Timeout, but when?
We're running users' arbitrary code wrapped in Docker. This allows us to isolate the code from our infrastructure and keeps all of us happy…
We're running users' arbitrary code wrapped in Docker. This allows us to isolate the code from our infrastructure and keeps all of us happy and worry free. CPU, memory and networking can be assigned directly in the docker run command. That's good for us. But sometimes the user code ends up in an infinite loop — we're still happy, there is no network traffic, 0.5 GB allocated memory and low CPU usage. But the user is not. There is obviously something wrong and we're just slowly crunching through the infinity.
So we thought that introducing a process timeout would solve this. Docker does not have timeout option in the run command and probably never will. But Symfony has it nice and easy in its Process package, and we even covered it with our own tests. Work done, what a good day!
After a while, some long running jobs started showing up in our logs. A client asking to troubleshoot a 12hour processing job (when the timeout was 3 hours). It was crack-opening my head. And this test still worked, I even tested it on the production server.
try {
# run sleep(5); inside the image
$process = new Process('sudo docker run …');
$process->setTimeout(1);
$process->run();
$this->fail("Process should time out.");
} catch (ProcessTimedOutException $e) {
$this->assertContains('exceeded the timeout', $e->getMessage());
}
Then I finally noticed that the test lasted 7 seconds. Hold on, that's way too long for a 1s timeout! The process threw ProcessTimedOutException, but it didn't terminate the process. I attribute this behaviour to the sudo command. So what are the options now?
First, I created a failing test. This consisted of running an empty docker job (just start the container) and measuring the time. Lets say, this job was 5 seconds. Then another run included a sleep 20; with the timeout set to 5 seconds. Ideally this run would finish after 10 seconds. But conditions change and it may be a bit shorter or a bit longer. So — the second run must last longer than the first run (5 seconds), but also shorter than the first run plus sleep 20; (25 seconds). BUT! The first run could be longer than expected and might skew the range and a the simple condition might not work out. So I limited the range from both ends and created a narrower window, where the test must finish, eg. >5s &<15s. In other words I expect that the run must finish shortly after the set timeout.

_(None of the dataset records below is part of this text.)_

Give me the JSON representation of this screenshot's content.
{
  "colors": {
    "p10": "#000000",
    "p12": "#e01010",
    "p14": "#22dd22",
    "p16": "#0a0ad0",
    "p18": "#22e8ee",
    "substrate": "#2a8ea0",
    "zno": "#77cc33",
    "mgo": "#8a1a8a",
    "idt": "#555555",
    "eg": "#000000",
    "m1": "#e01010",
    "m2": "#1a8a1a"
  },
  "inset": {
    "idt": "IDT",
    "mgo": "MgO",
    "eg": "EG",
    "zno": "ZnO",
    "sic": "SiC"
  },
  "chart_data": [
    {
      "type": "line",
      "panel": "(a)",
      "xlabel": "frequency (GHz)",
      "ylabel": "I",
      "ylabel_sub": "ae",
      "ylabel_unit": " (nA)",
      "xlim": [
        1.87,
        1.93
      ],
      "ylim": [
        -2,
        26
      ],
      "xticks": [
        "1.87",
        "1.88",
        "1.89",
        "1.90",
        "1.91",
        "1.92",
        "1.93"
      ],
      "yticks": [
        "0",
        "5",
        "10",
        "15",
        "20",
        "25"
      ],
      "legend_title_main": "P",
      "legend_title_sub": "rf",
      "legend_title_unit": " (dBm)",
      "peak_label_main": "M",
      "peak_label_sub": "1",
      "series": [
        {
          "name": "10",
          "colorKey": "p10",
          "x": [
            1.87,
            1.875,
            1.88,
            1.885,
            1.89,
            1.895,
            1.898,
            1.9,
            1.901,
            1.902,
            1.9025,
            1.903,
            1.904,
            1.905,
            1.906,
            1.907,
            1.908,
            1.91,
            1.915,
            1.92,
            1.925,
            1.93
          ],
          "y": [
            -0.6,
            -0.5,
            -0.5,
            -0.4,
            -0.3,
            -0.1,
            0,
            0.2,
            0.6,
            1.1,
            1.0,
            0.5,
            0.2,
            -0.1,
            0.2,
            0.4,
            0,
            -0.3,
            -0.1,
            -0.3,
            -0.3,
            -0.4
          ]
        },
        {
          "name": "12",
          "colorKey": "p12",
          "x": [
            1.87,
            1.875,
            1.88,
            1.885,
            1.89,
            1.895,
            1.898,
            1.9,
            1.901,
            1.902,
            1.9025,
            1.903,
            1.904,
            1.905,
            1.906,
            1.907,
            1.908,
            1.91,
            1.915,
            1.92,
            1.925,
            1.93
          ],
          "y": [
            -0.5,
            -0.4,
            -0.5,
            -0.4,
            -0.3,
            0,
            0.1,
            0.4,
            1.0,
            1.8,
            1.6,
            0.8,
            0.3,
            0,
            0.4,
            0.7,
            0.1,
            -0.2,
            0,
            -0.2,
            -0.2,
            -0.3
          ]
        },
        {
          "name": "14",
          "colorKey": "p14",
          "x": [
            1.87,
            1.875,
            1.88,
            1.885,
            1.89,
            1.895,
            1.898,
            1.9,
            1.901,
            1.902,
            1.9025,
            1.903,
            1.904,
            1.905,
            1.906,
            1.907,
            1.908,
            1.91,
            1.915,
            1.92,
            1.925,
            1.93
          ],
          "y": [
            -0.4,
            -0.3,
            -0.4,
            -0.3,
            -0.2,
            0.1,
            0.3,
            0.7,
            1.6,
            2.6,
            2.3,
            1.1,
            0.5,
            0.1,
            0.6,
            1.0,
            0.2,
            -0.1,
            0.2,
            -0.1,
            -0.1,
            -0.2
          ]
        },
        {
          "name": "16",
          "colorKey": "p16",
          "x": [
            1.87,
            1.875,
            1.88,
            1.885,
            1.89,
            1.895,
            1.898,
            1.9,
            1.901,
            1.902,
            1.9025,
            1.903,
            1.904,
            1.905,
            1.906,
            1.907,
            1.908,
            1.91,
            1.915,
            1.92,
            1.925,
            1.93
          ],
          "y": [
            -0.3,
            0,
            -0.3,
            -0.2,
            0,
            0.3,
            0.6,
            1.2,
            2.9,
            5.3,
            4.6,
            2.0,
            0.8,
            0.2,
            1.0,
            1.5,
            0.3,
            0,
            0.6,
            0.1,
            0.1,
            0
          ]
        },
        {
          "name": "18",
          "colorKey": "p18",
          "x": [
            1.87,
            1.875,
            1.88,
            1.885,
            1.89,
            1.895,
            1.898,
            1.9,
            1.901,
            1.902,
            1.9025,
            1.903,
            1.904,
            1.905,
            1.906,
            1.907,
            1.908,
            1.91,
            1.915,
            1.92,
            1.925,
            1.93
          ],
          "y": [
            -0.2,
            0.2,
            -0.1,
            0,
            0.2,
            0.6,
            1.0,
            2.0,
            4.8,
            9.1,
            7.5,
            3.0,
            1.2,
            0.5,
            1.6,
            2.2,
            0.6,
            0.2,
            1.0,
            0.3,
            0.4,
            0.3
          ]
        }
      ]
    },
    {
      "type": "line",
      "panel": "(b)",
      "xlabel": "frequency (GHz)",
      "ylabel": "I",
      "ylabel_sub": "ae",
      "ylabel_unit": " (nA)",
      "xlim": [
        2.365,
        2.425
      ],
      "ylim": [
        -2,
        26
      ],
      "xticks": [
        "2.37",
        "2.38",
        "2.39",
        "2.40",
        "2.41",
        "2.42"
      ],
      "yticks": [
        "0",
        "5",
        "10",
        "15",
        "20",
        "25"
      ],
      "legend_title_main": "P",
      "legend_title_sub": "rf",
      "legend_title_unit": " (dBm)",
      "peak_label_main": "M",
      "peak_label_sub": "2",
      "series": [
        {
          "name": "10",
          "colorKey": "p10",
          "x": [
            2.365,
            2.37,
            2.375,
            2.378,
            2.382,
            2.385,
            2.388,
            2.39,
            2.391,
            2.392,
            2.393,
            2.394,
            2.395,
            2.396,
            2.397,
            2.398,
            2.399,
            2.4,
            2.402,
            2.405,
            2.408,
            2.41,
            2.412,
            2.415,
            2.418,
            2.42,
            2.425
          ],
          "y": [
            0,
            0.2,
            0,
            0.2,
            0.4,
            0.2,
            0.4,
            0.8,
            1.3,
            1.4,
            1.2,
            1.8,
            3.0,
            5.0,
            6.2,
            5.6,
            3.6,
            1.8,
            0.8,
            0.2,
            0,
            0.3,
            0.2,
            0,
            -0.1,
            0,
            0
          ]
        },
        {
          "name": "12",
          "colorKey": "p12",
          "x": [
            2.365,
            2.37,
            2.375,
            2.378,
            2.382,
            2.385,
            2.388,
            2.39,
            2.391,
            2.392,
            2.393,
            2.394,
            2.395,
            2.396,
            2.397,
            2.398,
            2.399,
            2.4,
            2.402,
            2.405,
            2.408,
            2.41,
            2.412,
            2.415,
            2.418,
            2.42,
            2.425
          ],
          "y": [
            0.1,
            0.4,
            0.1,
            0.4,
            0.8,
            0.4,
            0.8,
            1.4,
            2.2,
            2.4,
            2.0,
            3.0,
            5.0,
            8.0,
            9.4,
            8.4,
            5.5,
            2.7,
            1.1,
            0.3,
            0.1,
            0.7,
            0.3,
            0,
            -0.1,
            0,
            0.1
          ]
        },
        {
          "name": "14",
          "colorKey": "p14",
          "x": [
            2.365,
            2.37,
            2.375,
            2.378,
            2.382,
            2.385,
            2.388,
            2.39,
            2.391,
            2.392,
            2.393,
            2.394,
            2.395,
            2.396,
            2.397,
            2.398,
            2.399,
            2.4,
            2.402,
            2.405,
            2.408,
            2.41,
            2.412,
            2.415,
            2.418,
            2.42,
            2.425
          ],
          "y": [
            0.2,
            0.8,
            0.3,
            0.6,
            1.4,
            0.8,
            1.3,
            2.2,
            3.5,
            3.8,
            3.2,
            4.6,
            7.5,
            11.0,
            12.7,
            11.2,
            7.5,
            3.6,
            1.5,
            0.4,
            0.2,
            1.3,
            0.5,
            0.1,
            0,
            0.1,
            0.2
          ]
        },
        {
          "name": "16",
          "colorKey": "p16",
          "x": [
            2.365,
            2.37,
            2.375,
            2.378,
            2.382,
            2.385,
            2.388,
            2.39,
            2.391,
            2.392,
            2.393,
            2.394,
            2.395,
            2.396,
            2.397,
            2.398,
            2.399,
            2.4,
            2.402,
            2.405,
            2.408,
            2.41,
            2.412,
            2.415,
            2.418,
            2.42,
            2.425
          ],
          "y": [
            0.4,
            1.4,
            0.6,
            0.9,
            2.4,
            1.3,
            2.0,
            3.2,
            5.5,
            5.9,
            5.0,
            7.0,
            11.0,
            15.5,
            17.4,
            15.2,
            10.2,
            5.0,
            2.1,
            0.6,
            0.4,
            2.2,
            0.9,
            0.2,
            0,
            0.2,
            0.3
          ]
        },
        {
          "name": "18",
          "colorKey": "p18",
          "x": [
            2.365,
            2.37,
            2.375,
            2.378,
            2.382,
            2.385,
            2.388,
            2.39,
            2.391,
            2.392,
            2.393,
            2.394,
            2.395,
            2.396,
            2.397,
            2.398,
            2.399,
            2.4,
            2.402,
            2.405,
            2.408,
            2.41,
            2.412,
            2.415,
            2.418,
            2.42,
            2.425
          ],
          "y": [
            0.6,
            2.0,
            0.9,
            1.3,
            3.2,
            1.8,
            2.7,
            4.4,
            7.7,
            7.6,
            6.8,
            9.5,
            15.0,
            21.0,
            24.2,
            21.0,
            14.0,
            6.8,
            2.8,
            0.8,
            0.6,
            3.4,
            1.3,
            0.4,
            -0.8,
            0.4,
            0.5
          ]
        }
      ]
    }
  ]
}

t1 = run empty docker container
t2 = run docker container with sleep 20 and timeout set to 5
# magic check
t1 < t2 < t1 + timeout + buffer
This was it, here's the actual code. Finally, I had a failing test. Now it was time to fix it.
Docker won't implement timeout. Forking the process in PHP or bash is not the way I'd go. Having a separate process to monitor the jobs and terminate them from the outside using docker stop or docker kill would be quite complicated (although the architecture would be interesting). Fortunately, coreutils contained a timeout utility that looked it might do the job.
Being stupid and a linux noob, I started with this
sudo timeout --signal=SIGKILL 3600 sudo docker run ...
Although it worked using my user on the devel server, running it with Jenkins without tty gave me another round of headache.
sudo: sorry, you must have a tty to run sudo
Dafuq! I thought I managed the /etc/sudoers and /etc/sudoers.d/docker files correctly.
# excerpt from various sudoers files,
# replace jenkins with whatever user/group you're using
defaults:jenkins !requiretty
%jenkins ALL = NOPASSWD: /usr/bin/docker
%jenkins ALL = NOPASSWD: /usr/bin/timeout
I ended up creating a simple Jenkins job with just timeout 1 sleep 5 and playing with sudoers files and sudo. It should have been clear to me at first sight…
sudo timeout --signal=SIGKILL 3600 docker run ...
This worked. Just removed the sudo inside timeout. Worked like a charm. Hours wasted, facepalms delivered. This instantly kills the docker job after 1 hour. The test finally passed.
EDIT: As GitHub user jayaprabhakar noted here, containers terminated by the timeout command will not cleanup properly, eg. any containers running with the remove flag will remain in the system. You need to remove them manually aftewards.